On Tuesday, the White House announced that Trump would not be accompanied by any Israeli officials when he visits the holy site on Tuesday.

“No Israeli leaders will join President Trump to the Western Wall,” National Security Adviser H.R. McMaster told reporters at a news briefing at which he outlined Trump’s schedule for his four-stop trip to the Middle East, including Saudi Arabia, and Europe.

The Western Wall, part of the retaining walls of the Second Temple compound, is the closest point of prayer for Jews to the site of the Temple itself and thus the Jewish people’s holiest place of prayer. Israel annexed eastern Jerusalem after capturing it from Jordan in 1967. Muslim countries, including Saudi Arabia, have criticized Israel’s presence in Jerusalem and particularly its actions in the Old City around the Western Wall.

No serving U.S. president has ever visited the Western Wall because U.S. policy has been that the final status of Jerusalem has yet to be resolved in Israeli-Palestinian negotiations.

Rabbi Marvin Hier — the dean and founder of the Simon Wiesenthal Center in Los Angeles who participated in Trump’s inauguration ceremony in January — told The Algemeiner earlier this week that he was displeased with the administration’s plan of having Trump visit the Western Wall without Netanyahu. It was akin to “visiting the Vatican without the Pope,” Hier said.

Trump also told the Israel Hayom daily that he “honestly, truly” thinks he can broker a peace deal between Israel and the Palestinians, and was noncommittal on the question of moving the U.S. Embassy to Jerusalem from Tel Aviv.

The Western Wall has been at the center of a diplomatic spat between the U.S. and Israel over the past week after an American diplomat reportedly told Israeli officials that the Western Wall was not part of Israel and not Israel’s responsibility.

According to an Israeli Channel 2 TV report, the tensions were sparked when a team of Israeli officials working to coordinate Trump’s visit asked their American counterparts in a meeting early last week whether Netanyahu could accompany the president when he goes to the Western Wall, a key expected stop on his May 22-23 visit.

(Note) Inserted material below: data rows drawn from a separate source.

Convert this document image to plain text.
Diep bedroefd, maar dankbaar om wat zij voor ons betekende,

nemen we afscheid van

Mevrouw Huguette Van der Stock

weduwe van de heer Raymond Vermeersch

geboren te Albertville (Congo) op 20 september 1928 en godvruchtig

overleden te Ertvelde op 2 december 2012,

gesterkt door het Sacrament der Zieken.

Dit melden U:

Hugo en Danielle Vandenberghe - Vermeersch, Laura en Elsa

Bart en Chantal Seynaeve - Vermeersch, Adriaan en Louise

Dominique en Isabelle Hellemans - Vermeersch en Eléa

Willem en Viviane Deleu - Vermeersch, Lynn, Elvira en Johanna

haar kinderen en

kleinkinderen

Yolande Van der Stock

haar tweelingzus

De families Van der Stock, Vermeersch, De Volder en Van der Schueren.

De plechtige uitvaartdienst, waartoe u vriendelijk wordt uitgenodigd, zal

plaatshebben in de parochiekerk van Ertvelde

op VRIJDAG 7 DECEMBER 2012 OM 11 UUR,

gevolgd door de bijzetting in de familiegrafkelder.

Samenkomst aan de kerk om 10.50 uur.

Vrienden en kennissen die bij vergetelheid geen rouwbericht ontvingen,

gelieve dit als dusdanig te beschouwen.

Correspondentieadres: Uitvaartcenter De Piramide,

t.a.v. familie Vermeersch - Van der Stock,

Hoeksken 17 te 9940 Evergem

The U.S. officials reportedly rejected the request for Netanyahu to join the visit, saying it would be “a private visit” by the president and that he would go on his own. The Israelis then asked whether a TV crew providing live coverage of the Trump visit could at least continue to film there.

At this point, the TV report said, a senior American official, later identified as David Berns, the political counselor at the U.S. Consulate in Jerusalem, responded: “What are you talking about? It’s none of your business. It’s not even part of your responsibility. It’s not your territory. It’s part of the West Bank.”

The comments led to vociferous protests by the Israelis, with the discussion descending into shouting and the Israelis reminding the U.S. team that the Western Wall and adjacent area “is territory holy to Israel.”

After publication of the remarks on Monday evening, Netanyahu’s office sought clarifications from the White House and said it did not believe the comments reflected Trump’s views.

Shortly afterward, the White House told JTA, “The comments about the Western Wall were not authorized communication and they do not represent the position of the United States and certainly not of the president.”

In the Oval Office interview with Israel Hayom, Trump repeated his belief that he would be able to achieve a peace agreement between Israel and the Palestinians.

“I think that there is a great opportunity to reach a deal [between Netanyahu and Palestinian Authority President Mahmoud Abbas],” the president said. “I am working very hard so that finally the Israelis and Palestinians will have peace, and I hope that this can happen quicker than anyone ever imagined.”